Les Harkis ont été et sont des Français, par le sang versé, les combats choisis et leur naissance, à chaque fois. Or, après la guerre d’Algérie, la France a manqué à ses devoirs envers les Harkis, leurs femmes, leurs enfants. Face à ceux qui l’avaient loyalement servi, notre pays n’a été fidèle ni à son Histoire ni à ses valeurs. 

Il s’agit désormais de réparer autant qu’il est possible ces déchirures. Le souvenir et l’honneur des Harkis doit être gravé dans la mémoire nationale. C’est pourquoi le Gouvernement et la majorité porteront, avant la fin de l’année, un projet de loi visant à inscrire la reconnaissance et la réparation à l’égard des Harkis. Cette loi reconnaîtra l’abandon militaire ainsi que l’abandon et la maltraitance des familles sur le sol français. 

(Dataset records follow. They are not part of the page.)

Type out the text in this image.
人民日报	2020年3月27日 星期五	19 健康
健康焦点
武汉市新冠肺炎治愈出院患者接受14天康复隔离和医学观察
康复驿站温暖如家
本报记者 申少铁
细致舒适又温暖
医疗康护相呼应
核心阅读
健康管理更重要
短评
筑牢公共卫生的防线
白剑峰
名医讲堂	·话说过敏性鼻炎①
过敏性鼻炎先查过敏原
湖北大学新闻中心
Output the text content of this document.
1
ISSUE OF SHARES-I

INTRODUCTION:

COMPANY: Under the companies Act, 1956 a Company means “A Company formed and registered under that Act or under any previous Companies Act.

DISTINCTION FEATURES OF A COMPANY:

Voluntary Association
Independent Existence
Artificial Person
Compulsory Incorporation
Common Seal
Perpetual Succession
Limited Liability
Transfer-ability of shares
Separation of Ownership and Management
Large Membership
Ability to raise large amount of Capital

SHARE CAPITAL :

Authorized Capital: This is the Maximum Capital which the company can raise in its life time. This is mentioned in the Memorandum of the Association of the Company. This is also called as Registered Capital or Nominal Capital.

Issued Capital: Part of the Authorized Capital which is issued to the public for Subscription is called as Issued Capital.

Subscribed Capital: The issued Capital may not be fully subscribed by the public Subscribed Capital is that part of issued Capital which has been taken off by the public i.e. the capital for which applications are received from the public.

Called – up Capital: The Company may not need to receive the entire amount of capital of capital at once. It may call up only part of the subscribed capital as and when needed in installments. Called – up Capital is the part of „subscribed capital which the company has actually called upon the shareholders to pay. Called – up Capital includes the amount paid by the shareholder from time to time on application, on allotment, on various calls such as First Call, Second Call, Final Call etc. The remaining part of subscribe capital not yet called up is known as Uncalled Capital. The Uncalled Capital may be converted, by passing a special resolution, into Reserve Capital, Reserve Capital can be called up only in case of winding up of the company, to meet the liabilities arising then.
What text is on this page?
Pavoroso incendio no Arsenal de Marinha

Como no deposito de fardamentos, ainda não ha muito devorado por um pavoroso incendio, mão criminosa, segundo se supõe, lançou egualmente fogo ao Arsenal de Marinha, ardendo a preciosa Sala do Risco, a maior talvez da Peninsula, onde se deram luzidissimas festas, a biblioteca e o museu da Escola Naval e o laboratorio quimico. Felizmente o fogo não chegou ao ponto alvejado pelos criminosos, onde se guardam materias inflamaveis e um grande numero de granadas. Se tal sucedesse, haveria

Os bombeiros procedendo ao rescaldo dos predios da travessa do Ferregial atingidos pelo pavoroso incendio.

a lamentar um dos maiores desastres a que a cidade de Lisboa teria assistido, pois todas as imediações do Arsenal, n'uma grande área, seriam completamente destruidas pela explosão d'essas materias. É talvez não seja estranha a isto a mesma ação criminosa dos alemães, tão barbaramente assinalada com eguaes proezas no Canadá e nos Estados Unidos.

Une Commission nationale pour poursuivre l’objectif de reconnaissance et de réparation

Lors de sa visite en Algérie en 2017, le président de la République avait demandé aux autorités algériennes d’autoriser les français nés en Algérie à visiter leur pays d’origine. Nous nous étions mobilisés, en tant que parlementaires, pour demander au Président de trouver des solutions pour permettre à cette catégorie de personnes de rentrer en Algérie, ou au moins de visiter leurs proches. Car il y a quelque chose de l’apatride mémoriel dans ce qui est la condition des Harkis. C’est ce qui fait cette singularité dans la République et c’est aujourd’hui ce que nous devons, ensemble, pouvoir réparer. Nous ne réparons pas chaque destin, parce qu’il y a quelque chose d’inconsolable dans ce qu’a pu vivre chacune et chacun. Mais nous avons à rebâtir pour les Harkis et pour ce qu’est la nation française, une justice qui redonne à chacun sa place : la juste part de la mémoire, la réparation de ce qui a été subi, et la juste fierté de ce que les harkis sont.

En 2018 nous avions déjà lancé un “plan harkis” de 40 millions d’euros sur quatre ans pour revaloriser les pensions des anciens combattants et aider leurs descendants dans la précarité. Ce fonds est destiné à apporter une aide financière de solidarité aux enfants d’anciens harkis ayant servi en Algérie, qui ont séjourné pendant plus de 90 jours dans des camps ou des hameaux de forestage à la suite du rapatriement de leur famille sur le territoire national et lorsque leurs ressources actuelles ne leur permettent pas de faire face à des dépenses essentielles. Il a été institué pour la période 2019-2022 et fait partie des mesures décidées par le gouvernement à la suite du rapport du groupe de travail « harkis » mis en place en janvier 2018 par Geneviève Darrieussecq à la demande du Président de la République. Ce fonds de solidarité a été dépensé à hauteur de 13 millions d’euros en fonction de critères sociaux et pour 1 800 dossiers. C’est grandement insuffisant et c’est pour cela qu’il est nécessaire d’aller aujourd’hui plus loin.

La Commission annoncée par le Président vise d’abord à réparer les torts envers la première génération et à revaloriser les allocations pour les anciens combattants et leurs veuves

Il s’agit également de recueillir les témoignages et d’agir pour les descendants, qui ont eu à subir des conditions de vie indignes et des inégalités durables dans le temps. Bien qu’aucune réparation pécuniaire ne réparera ce qu’il s’est passé, il y a des réparations à établir.  Nous devons aussi accompagner dans la formation les enfants et les petits-enfants de harkis, les familles qui le souhaitent et aux côtés desquelles nous devons nous trouver. Aujourd’hui, la France doit rendre à chacun à chacun sa juste place : la juste part de la mémoire, la réparation de ce qui a été subi, et la juste fierté d’appartenir à notre pays et à son Histoire.